Govt to appoint ethics adviser

The Government has pledged to appoint an ethics adviser in a bid to better define the boundaries between special advisers, ministers and civil servants.

The pledge has been included in the Government's response to the latest report by standards watchdog, the Committee of Standards in Public Life.

The committee was seeking to address issues raised following the Jo Moore affair, in which the former special adviser sought to 'bury bad news' in the aftermath of September 11.

In its response the Government also backed calls by the committee to appoint the UK's first civil service commissioner and a new section to the code of conduct for special advisers to clarify their role in government. A civil service act has also been promised although no timetable has been set.

Committee chair Sir Nigel Wicks has, however, criticised the Government for not backing all the committee's recommendations.

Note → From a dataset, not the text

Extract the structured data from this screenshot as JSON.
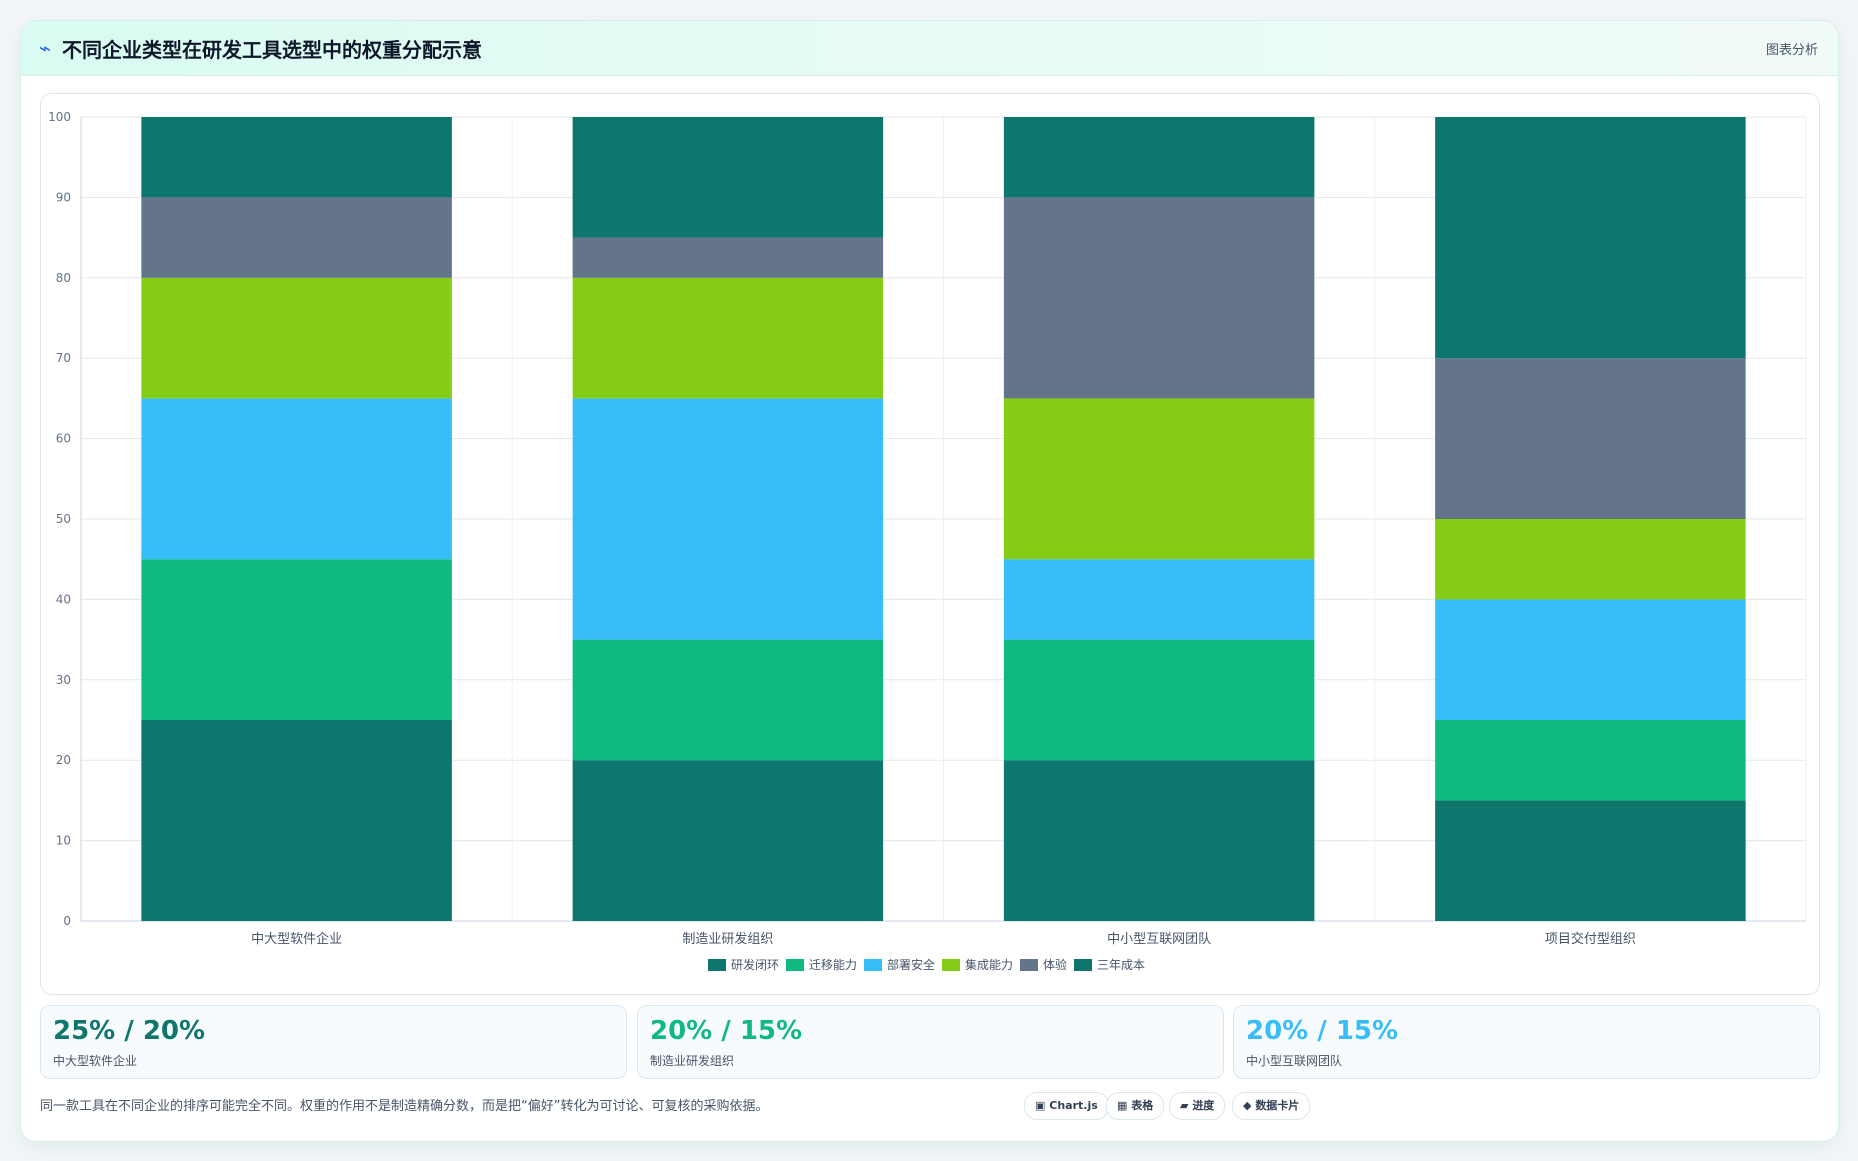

Wicks said that it was a missed opportunity 'to enhance public trust in the processes of government'.

He was particularly critical of the Government's refusal to curb the powers of the Prime Minister's chief of staff Jonathan Powell.

Meanwhile former BBC political journalist Nicholas Jones will today (Friday 12 September) call for major reforms in the way government information is communicated to the media.

At a Hansard Society meeting Jones will call for the Government to set new standards in the simultaneous release of information, particularly in respect of the Sunday papers.